Die Cholera in Haiti forderte schon mehr als 200 Todesopfer. Nun hat sie die Hauptstadt Port-au-Prince erreicht

Port-au-Prince. Krankenhauspatienten liegen unter freiem Himmel und warten auf den Tod. Angehörige weinen und schreien und wissen vor lauter Verzweiflung weder ein noch aus. Szenen wie diese erschüttern zurzeit Haiti, den ohnehin sehr krisengeschüttelten Inselstaat in der Karibik: Die Cholera ist in dem Land ausgebrochen; am Wochenende hat die Infektionskrankheit auch die Hauptstadt Port-au-Prince erreicht.

Nach Angaben des Uno-Büros zur Koordinierung der humanitären Hilfe (OCHA) gab es fünf Todesfälle in der Hauptstadt. In Haiti insgesamt starben bereits mehr als 220 Menschen an der Cholera, rund 3000 werden aktuell wegen der Krankheit behandelt.

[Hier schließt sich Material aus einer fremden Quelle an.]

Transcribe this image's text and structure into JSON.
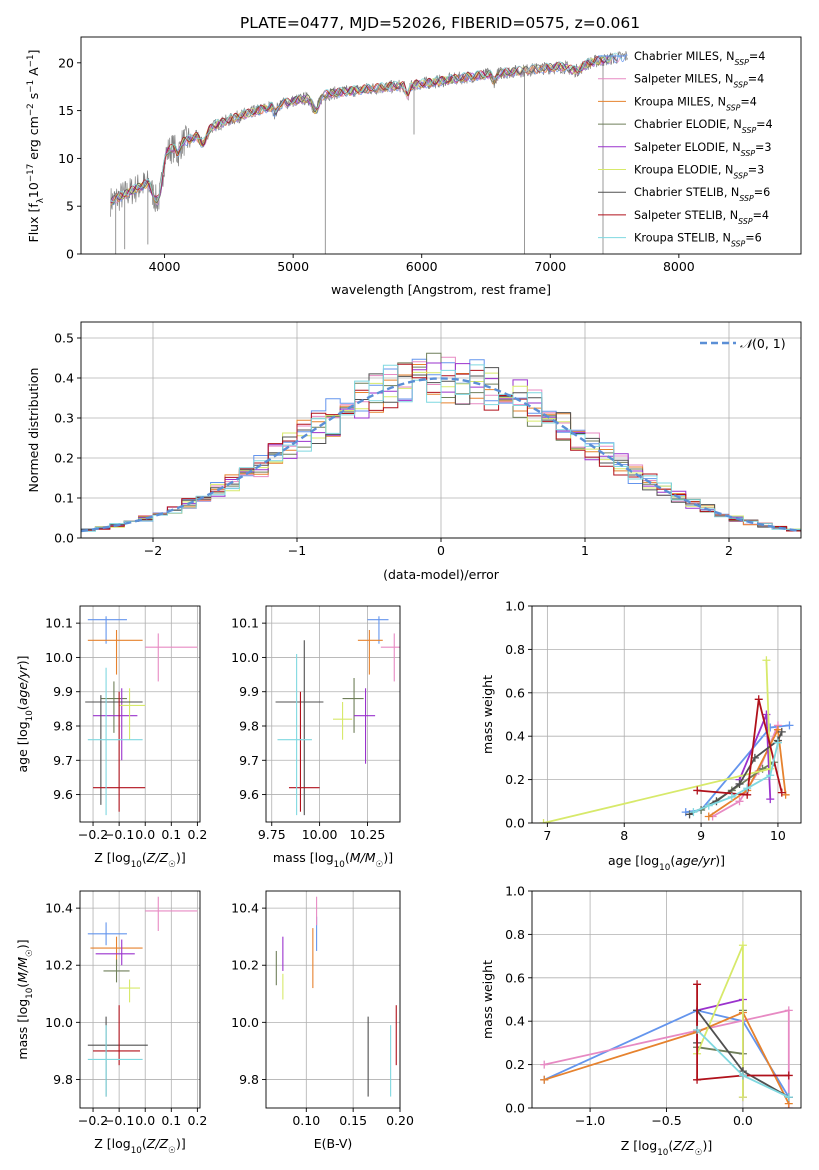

Die Krankheit - in Haiti eigentlich seit über 100 Jahren ausgerottet - war im Norden und im Zentrum des Landes entlang des Flusses Artibonite ausgebrochen. OCHA zufolge reisten alle fünf in Port-au-Prince bestätigten Todesopfer aus diesen Regionen in die Hauptstadt. Daher könne auch nicht von einer Ausbreitung der Cholera gesprochen werden. Cholera wird vor allem durch verschmutztes Wasser übertragen und ist hoch ansteckend. Wird die Krankheit nicht behandelt, ist sie durch die schnelle Austrocknung des Körpers und den großen Gewichtsverlust aufgrund von Durchfall und Erbrechen oft binnen Stunden tödlich.

Am stärksten betroffen ist die Region Artibonite. Es wird vermutet, dass eine starke Verschmutzung des Artibonite-Flusses die bakterielle Krankheit auslöste. Tausende Menschen nutzen das Wasser des Stroms täglich zum Waschen oder Kochen. Die Lage in der Provinz ist verheerend; David Darg, Direktor der Hilfsorganisation "Operation Blessing", berichtet von seinem Besuch dort: "Am Krankenhaus von Saint-Marc erlebten wir den reinen Horror. Ich musste mich durch eine riesige schreiende Menschenmenge quälen, die versuchte, ihre sterbenden Angehörigen in das Gebäude zu bringen. Im regennassen Hof lagen bereits zahlreiche Patienten. Kinder weinten in Agonie, andere, mit weit aufgerissenen Augen, bewegten sich nicht mehr, als Ärzte verzweifelt versuchten, sie zu behandeln. Das Hospital war überfordert und plötzlich gefangen vom schnellsten Killer, den es gibt: der Cholera."

Haitis Regierung hatte am vergangenen Freitag bestätigt, dass in dem Land die Cholera ausgebrochen ist. Dabei handele es sich um einen besonders gefährlichen Cholera-Stamm, sagte Gesundheitsminister Alex Larsen. Ihre Ausbreitung in den Griff zu bekommen, dürfte das Land besonders in Port-au-Prince nun vor enorme Probleme stellen. Dort nämlich leben seit dem verheerenden Erdbeben im Januar noch immer Tausende Menschen unter teils katastrophalen hygienischen Bedingungen in Notunterkünften.

Dagegen sagte ein Vertreter im Gesundheitsministerium, die Lage sei "unter Kontrolle": "Die Bevölkerung sollte nicht in Panik verfallen, aber die Menschen müssen die Hygiene sehr ernst nehmen." Gesundheitsminister Larsen und Staatschef René Préval waren am Sonnabend in den betroffenen Gebieten unterwegs. Die Behörden, so versicherten sie, bemühten sich darum, die Bevölkerung mit sauberem Trinkwasser zu versorgen, um eine weitere Ausbreitung der Cholera zu verhindern. Auch mehrere internationale Hilfs- und Entwicklungs-Organisationen sagten mittlerweile ihre Unterstützung zu.

Laut der Panamerikanischen Gesundheitsorganisation blieb die benachbarte Dominikanische Republik von der Cholera bislang verschont. Die haitianische Regierung erstellte für die Grenzregion bereits einen Notfallplan, die Grenzen sollen aber vorerst offengehalten werden.

Indes steht Haiti demnächst womöglich eine weitere Katastrophe bevor: ein neues schweres Erdbeben. Bei dem verheerenden Beben mit rund 250 000 Toten Anfang dieses Jahres sei die unterirdische Spannung an einer berüchtigten geologischen Bruchstelle nämlich wahrscheinlich nicht freigesetzt worden, erklärte gestern ein US-amerikanisches Forscherteam.